The proportion of non-married people cohabiting has risen sharply in the last 20 years from 11% of men and 13% of women in 1986 to 24% and 25% respectively. In 2007, the ONS suggested that cohabiting couples are the fastest growing family type in the UK. Around 2.2 million families are cohabiting couples with or without children. This family type has grown by 65% since 1997. However, New Right commentators claim that cohabitation is less stable than marriage. A report by the Institute for the Study of Civil Society claimed that cohabiting couples were less happy and less fulfilled than married couples, and more likely to be abusive, unfaithful, stressed and depressed.
Although surveys indicate that few people see cohabitation as an alternative to marriage, the fact that cohabiting couples are much younger than married couples suggests cohabitation is seen my many participants as a test of compatibility and an introduction to marriage. Other research suggests that cohabitation is a temporary phase lasting on average for about 5 years. Approximately 60% of cohabiting couples eventually marry. Although cohabitation marks a dramatic change in adult living arrangements – as recently as the 1960’s, it was regarded immoral – cohabiting couples with and without children only accounted for 10% of households in 2006.
Reasons for increase in divorce rates:
Thornes and Collard: women value friendship and emotional gratification more than men do. If the husband fails to live up to these expectations, women may feel the need to look elsewhere. Hart: divorce may be reaction to the frustration that many working wives may feel if they are responsible for the bulk of housework and childcare. Beck and Beck-Gernsheim (1995): rising divorce rates are the product of a rapidly changing world in which traditional rules, rituals and traditions of love, romance and relationships no longer apply.
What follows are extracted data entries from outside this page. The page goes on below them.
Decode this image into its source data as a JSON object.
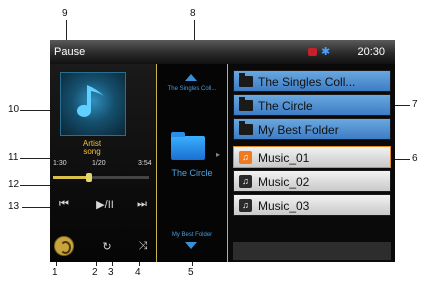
{
  "status": {
    "text": "Pause",
    "time": "20:30",
    "rec_icon": "record-icon",
    "bt_icon": "bluetooth-icon"
  },
  "player": {
    "artist": "Artist",
    "song": "song",
    "elapsed": "1:30",
    "track_position": "1/20",
    "total": "3:54",
    "progress": 0.38,
    "art_icon": "music-note-icon"
  },
  "controls": {
    "prev": "⏮",
    "play_pause": "▶/II",
    "next": "⏭",
    "repeat": "↻",
    "shuffle": "⤨"
  },
  "folder_nav": {
    "up_label": "The Singles Coll...",
    "current": "The Circle",
    "down_label": "My Best Folder"
  },
  "list": {
    "items": [
      {
        "label": "The Singles Coll...",
        "type": "folder"
      },
      {
        "label": "The Circle",
        "type": "folder"
      },
      {
        "label": "My Best Folder",
        "type": "folder"
      },
      {
        "label": "Music_01",
        "type": "file",
        "active": true
      },
      {
        "label": "Music_02",
        "type": "file"
      },
      {
        "label": "Music_03",
        "type": "file"
      }
    ]
  },
  "callouts": [
    "1",
    "2",
    "3",
    "4",
    "5",
    "6",
    "7",
    "8",
    "9",
    "10",
    "11",
    "12",
    "13"
  ],
  "colors": {
    "accent_gold": "#c8b44a",
    "folder_blue": "#3d7cc4",
    "active_orange": "#f07a22"
  }
}
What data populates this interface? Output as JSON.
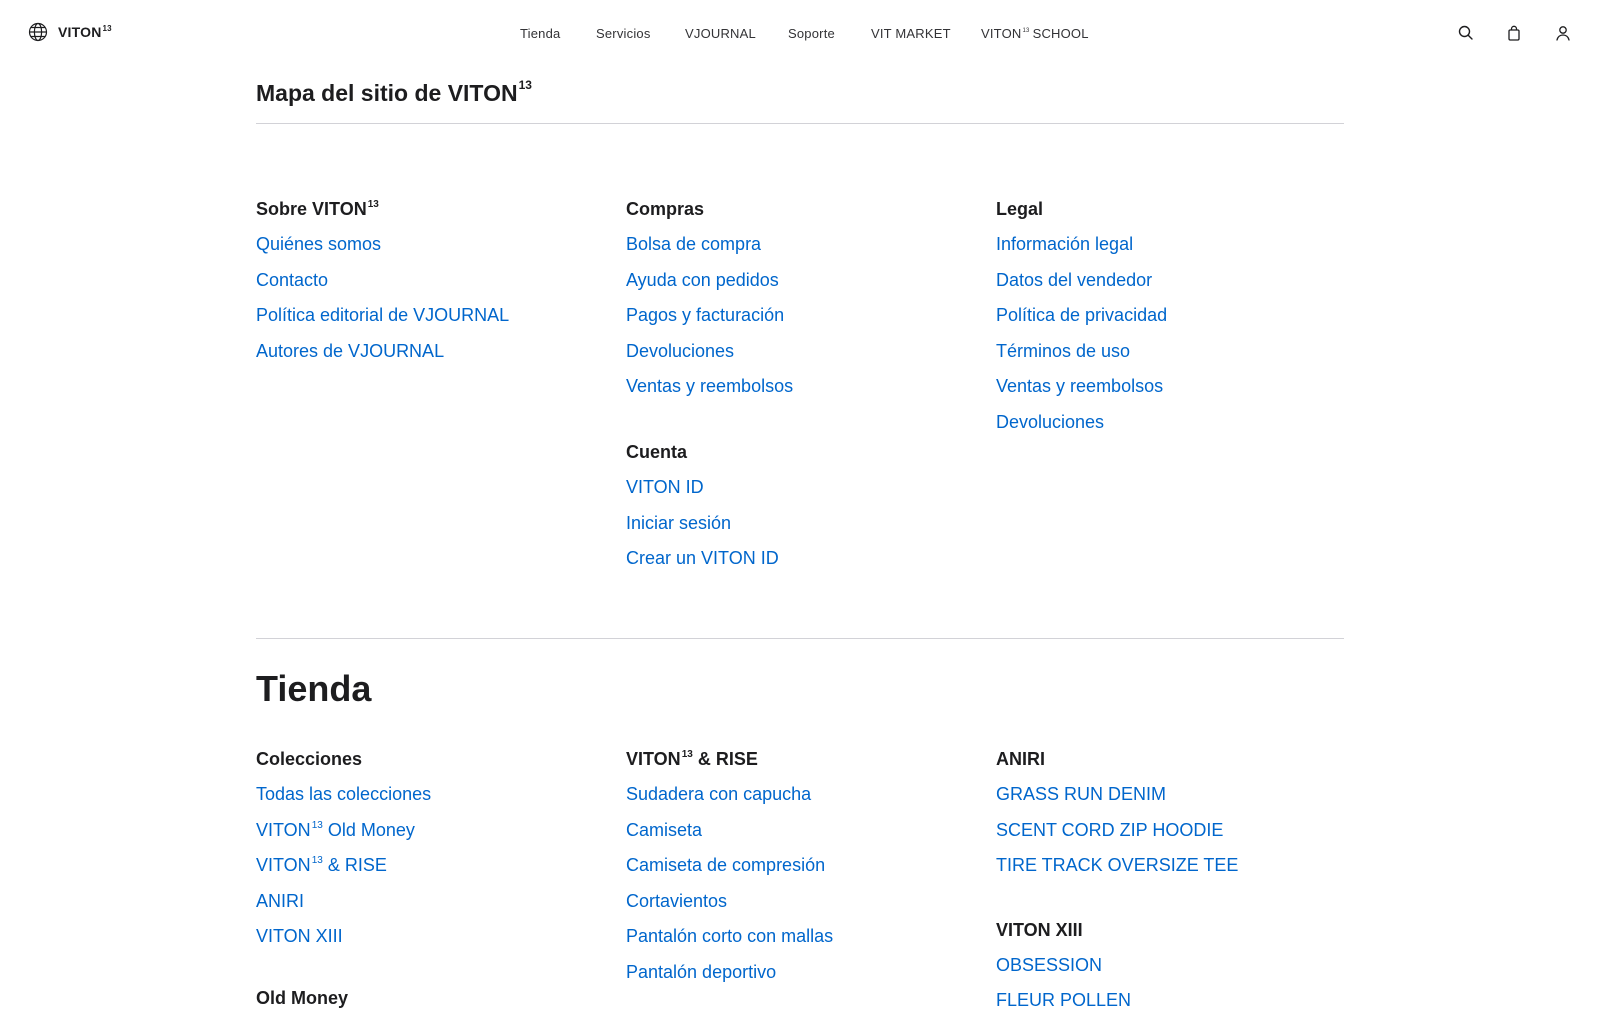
{
  "header": {
    "brand": {
      "name": "VITON",
      "sup": "13",
      "icon": "globe-icon"
    },
    "nav": [
      {
        "label": "Tienda"
      },
      {
        "label": "Servicios"
      },
      {
        "label": "VJOURNAL"
      },
      {
        "label": "Soporte"
      },
      {
        "label": "VIT MARKET"
      },
      {
        "label": "VITON",
        "sup": "13",
        "suffix": "SCHOOL"
      }
    ],
    "icons": [
      "search-icon",
      "shopping-bag-icon",
      "account-icon"
    ]
  },
  "page_title": {
    "text": "Mapa del sitio de VITON",
    "sup": "13"
  },
  "sections": {
    "about": {
      "heading": {
        "text": "Sobre VITON",
        "sup": "13"
      },
      "links": [
        "Quiénes somos",
        "Contacto",
        "Política editorial de VJOURNAL",
        "Autores de VJOURNAL"
      ]
    },
    "shopping": {
      "heading": "Compras",
      "links": [
        "Bolsa de compra",
        "Ayuda con pedidos",
        "Pagos y facturación",
        "Devoluciones",
        "Ventas y reembolsos"
      ]
    },
    "account": {
      "heading": "Cuenta",
      "links": [
        "VITON ID",
        "Iniciar sesión",
        "Crear un VITON ID"
      ]
    },
    "legal": {
      "heading": "Legal",
      "links": [
        "Información legal",
        "Datos del vendedor",
        "Política de privacidad",
        "Términos de uso",
        "Ventas y reembolsos",
        "Devoluciones"
      ]
    }
  },
  "store": {
    "title": "Tienda",
    "collections": {
      "heading": "Colecciones",
      "links": [
        {
          "text": "Todas las colecciones"
        },
        {
          "text": "VITON",
          "sup": "13",
          "suffix": " Old Money"
        },
        {
          "text": "VITON",
          "sup": "13",
          "suffix": " & RISE"
        },
        {
          "text": "ANIRI"
        },
        {
          "text": "VITON XIII"
        }
      ]
    },
    "old_money": {
      "heading": "Old Money"
    },
    "rise": {
      "heading": {
        "text": "VITON",
        "sup": "13",
        "suffix": " & RISE"
      },
      "links": [
        "Sudadera con capucha",
        "Camiseta",
        "Camiseta de compresión",
        "Cortavientos",
        "Pantalón corto con mallas",
        "Pantalón deportivo"
      ]
    },
    "aniri": {
      "heading": "ANIRI",
      "links": [
        "GRASS RUN DENIM",
        "SCENT CORD ZIP HOODIE",
        "TIRE TRACK OVERSIZE TEE"
      ]
    },
    "xiii": {
      "heading": "VITON XIII",
      "links": [
        "OBSESSION",
        "FLEUR POLLEN"
      ]
    }
  },
  "colors": {
    "link": "#0066cc",
    "text": "#1d1d1f",
    "rule": "#d2d2d7"
  }
}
In 1938, 6,000 divorces were granted in the UK. This figure had increased tenfold by 1970, and in 1993, numbers packed at 180,000. By 2000, this figure had fallen to 154,600 although the years 2001-2004 have seen a gradual rise to 167,100.
Flouri and Buchanan’s (2002) study of 17,000 children from families that had experienced separation and divorce found that in families, their fathers were still involved in their children so the children were more successful in gaining educational qualifications and continued to seek out educational opportunities in adult life. In conclusion, the reasons for changing patterns of marriage, cohabitation and childbearing in the last 40 years are due to the fact that conjugal roles within marriages have differed and the ability to change marriage beliefs in an instant. Men and women, especially the middle-class, may fear the need to put their careers before starting a family, which therefore causes problems within marriage.